I smiled. “Good answer. Third?”

“Third is always most important,” she said. “Third, the clavicle.” She picked up the left collarbone, which was nearer the edge of the table, and indicated a faint, smooth seam near the end that joined the shoulder. “The lateral epiphysis is fully fused, which you’d expect, since the dude’s a grown-up. But the medial epiphysis”—she pointed at a ragged, incomplete seam near the bone’s other end—“isn’t completely united yet; it’s still undergoing terminal union.”

“Leading you,” I said, “to conclude what?”

“To conclude that G.I. Doe was thirty. Plus or minus a year or two.”

“Bravo,” I said. “I agree. Now let’s look at trauma. Did you see any skeletal trauma other than the wound to the head?”

“Nothing,” she said. “There’s a small amount of osteoarthritic lipping on some of the vertebrae, but that’s just the beginning of age-related wear-and-tear, not trauma. Nope, I think one shot to the head did it.”

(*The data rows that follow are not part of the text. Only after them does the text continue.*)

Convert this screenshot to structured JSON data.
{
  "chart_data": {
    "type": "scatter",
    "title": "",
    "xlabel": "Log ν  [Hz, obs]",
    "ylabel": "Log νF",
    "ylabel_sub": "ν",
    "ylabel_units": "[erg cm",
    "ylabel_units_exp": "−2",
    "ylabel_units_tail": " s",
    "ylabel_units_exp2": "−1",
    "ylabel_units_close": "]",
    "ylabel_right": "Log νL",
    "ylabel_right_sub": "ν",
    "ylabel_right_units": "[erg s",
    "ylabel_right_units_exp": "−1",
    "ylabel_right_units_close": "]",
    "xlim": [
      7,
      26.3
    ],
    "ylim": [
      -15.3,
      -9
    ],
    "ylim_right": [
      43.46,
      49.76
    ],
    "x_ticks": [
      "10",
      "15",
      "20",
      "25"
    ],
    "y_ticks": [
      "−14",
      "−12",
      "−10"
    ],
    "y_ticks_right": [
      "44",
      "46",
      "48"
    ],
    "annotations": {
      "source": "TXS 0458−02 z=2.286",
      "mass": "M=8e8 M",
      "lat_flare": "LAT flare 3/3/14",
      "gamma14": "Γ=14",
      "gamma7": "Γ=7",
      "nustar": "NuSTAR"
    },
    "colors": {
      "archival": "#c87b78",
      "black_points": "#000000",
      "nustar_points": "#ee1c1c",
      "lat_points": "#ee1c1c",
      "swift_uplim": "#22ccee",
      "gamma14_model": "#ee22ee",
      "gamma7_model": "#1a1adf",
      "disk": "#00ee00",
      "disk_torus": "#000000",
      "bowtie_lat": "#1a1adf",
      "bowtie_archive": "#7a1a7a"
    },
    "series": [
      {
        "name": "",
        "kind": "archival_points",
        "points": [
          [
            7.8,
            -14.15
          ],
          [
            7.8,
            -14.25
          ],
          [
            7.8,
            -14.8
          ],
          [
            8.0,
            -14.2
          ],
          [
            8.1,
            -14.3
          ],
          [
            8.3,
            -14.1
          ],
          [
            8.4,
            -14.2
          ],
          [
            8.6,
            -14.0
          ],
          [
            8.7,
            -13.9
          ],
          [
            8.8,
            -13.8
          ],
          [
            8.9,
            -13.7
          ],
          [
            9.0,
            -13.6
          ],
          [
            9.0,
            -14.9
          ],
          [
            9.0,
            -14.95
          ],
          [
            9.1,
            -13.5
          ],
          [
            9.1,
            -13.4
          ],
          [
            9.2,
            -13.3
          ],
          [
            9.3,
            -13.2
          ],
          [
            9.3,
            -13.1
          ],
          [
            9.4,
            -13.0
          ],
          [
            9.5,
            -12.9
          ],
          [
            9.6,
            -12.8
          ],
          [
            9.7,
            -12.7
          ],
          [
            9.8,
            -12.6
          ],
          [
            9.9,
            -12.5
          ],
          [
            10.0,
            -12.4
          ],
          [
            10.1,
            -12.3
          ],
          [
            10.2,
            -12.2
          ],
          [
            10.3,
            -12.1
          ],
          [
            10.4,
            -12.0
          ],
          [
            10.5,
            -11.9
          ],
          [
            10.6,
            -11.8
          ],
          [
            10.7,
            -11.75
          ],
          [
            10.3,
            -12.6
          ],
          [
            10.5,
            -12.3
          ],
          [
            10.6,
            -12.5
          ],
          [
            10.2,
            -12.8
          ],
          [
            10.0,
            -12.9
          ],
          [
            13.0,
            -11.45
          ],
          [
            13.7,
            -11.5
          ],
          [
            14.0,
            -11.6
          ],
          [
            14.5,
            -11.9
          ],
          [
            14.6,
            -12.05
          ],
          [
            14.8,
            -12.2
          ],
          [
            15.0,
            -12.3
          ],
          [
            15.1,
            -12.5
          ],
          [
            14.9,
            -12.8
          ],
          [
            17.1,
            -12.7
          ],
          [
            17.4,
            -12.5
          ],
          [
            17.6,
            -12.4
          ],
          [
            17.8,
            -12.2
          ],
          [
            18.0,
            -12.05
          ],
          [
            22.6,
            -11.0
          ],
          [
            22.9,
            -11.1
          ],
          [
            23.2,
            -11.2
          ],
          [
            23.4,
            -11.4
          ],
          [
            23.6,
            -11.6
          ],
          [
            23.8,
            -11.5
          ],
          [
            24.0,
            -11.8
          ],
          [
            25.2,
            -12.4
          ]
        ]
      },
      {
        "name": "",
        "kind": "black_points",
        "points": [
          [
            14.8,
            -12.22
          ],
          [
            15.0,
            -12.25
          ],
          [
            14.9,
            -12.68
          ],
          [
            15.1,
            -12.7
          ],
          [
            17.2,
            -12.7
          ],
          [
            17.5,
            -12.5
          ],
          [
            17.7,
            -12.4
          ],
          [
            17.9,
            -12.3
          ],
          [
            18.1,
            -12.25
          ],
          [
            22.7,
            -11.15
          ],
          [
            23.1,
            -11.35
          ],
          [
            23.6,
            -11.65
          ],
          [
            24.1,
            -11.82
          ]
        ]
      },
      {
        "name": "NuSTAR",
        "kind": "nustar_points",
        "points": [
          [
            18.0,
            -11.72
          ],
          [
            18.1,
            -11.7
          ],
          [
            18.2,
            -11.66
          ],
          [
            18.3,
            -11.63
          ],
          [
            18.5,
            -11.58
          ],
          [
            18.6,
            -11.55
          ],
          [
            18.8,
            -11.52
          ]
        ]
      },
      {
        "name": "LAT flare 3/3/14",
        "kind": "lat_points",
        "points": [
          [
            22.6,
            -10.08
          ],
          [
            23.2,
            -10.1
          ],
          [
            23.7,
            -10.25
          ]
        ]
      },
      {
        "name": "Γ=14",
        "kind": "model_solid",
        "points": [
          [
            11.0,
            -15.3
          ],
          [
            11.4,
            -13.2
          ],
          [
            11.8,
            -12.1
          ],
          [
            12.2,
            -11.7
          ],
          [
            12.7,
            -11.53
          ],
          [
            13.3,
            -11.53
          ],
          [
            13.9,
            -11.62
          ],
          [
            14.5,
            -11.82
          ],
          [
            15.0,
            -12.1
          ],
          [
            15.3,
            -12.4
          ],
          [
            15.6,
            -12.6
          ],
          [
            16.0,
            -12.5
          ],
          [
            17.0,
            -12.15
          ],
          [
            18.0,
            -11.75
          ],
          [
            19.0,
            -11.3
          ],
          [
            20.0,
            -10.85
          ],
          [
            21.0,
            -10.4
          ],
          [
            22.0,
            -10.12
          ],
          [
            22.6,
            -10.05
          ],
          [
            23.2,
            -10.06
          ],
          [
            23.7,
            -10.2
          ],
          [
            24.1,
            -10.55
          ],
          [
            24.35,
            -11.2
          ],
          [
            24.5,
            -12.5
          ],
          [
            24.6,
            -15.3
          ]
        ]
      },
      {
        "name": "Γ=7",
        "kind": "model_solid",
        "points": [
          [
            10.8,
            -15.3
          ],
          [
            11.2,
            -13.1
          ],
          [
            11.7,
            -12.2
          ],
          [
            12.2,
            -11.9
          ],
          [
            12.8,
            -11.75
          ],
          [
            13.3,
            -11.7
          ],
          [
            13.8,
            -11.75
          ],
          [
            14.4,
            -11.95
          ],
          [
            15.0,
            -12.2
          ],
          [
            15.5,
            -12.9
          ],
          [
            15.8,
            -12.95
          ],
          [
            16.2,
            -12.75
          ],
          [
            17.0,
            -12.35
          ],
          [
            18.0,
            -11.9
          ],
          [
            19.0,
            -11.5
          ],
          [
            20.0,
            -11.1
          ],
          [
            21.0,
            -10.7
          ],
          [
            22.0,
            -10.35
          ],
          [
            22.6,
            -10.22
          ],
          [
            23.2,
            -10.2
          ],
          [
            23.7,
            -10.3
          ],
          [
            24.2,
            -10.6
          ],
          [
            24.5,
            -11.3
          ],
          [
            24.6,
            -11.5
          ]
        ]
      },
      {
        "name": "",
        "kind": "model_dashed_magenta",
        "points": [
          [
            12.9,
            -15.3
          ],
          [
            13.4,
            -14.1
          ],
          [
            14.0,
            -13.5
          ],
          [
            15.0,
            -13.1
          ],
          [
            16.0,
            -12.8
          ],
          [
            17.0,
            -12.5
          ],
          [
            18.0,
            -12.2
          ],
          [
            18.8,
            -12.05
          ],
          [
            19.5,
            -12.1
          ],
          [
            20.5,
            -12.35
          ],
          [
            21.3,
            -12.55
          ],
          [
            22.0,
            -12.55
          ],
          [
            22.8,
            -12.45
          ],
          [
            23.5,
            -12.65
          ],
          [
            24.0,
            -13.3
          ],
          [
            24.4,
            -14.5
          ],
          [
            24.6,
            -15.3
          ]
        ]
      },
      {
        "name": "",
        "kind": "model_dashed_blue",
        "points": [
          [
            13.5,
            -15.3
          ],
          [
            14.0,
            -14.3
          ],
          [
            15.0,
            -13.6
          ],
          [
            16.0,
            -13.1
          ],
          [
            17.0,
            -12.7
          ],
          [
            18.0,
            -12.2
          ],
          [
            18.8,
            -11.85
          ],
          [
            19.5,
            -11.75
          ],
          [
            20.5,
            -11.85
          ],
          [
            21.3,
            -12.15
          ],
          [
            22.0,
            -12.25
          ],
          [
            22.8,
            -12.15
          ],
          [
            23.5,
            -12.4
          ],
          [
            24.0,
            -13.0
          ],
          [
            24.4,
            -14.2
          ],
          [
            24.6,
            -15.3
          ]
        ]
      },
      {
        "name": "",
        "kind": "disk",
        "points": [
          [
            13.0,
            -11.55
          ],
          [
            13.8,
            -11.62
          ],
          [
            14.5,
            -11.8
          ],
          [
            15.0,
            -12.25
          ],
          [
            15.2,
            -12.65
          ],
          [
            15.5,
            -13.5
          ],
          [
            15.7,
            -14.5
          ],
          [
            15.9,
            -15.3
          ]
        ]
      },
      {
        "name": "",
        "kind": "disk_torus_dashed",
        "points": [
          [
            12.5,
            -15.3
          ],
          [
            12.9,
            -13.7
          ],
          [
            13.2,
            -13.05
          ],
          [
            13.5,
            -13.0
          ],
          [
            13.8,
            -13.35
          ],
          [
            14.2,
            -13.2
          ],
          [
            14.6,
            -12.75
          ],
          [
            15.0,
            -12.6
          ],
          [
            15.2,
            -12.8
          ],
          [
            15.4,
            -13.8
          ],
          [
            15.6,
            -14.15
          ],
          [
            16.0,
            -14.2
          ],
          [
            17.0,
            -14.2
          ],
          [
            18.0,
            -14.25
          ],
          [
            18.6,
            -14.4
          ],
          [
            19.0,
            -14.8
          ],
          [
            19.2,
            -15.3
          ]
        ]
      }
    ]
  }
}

I picked up the skull and, using a pair of calipers, measured the diameter of the entry wound in the right side of the cranium. The hole was almost perfectly circular, but not quite. At its widest, it measured nearly a third of an inch—about the size of a .32-caliber bullet. At its narrowest, though, which was the crucial dimension, the hole measured less than a quarter of an inch. That made it too small to be caused by anything larger than a .22. Short of cutting off the top of the skull, there was no way to get the calipers inside the cranium to measure the hole’s diam
eter as it broke through the bone and entered the brain, but by shining my key chain flashlight into the hole, I guessed the inner diameter to be nearly half an inch, because of the conical beveling gunshots always produced. The force of the bullet had also caused three small fractures, each about an inch long, to radiate outward from the hole.

A small, ragged blob of metal lay on a tray beside the skull. I laid the skull down and picked up the blob. Although it was small, it felt heavy and soft. “You got the bullet out,” I said.

“I did,” she said. “I managed to shake it out the foramen magnum,” the opening at the base of the skull through which the spinal cord exited. “Took me back to my childhood days, when I shook coins out of my piggy bank.”

As I studied the deformed bullet, I was struck by its shape. “Does this remind you of anything?”

“Reminds me not to get shot in the head,” she said.

“No, I mean the shape.”

She plucked it from my hand and held it in her fingertips, and the gesture clutched at my heart: It was the same way Garcia had held and studied the iridium in the morgue. It was the same way Miranda had plucked the deadly pellet from his grasp with these very fingertips. Now, though, they were tipped with white gauze.

“Well, I’ll be,” Miranda said. “This bullet is a dead ringer for a mushroom cloud.”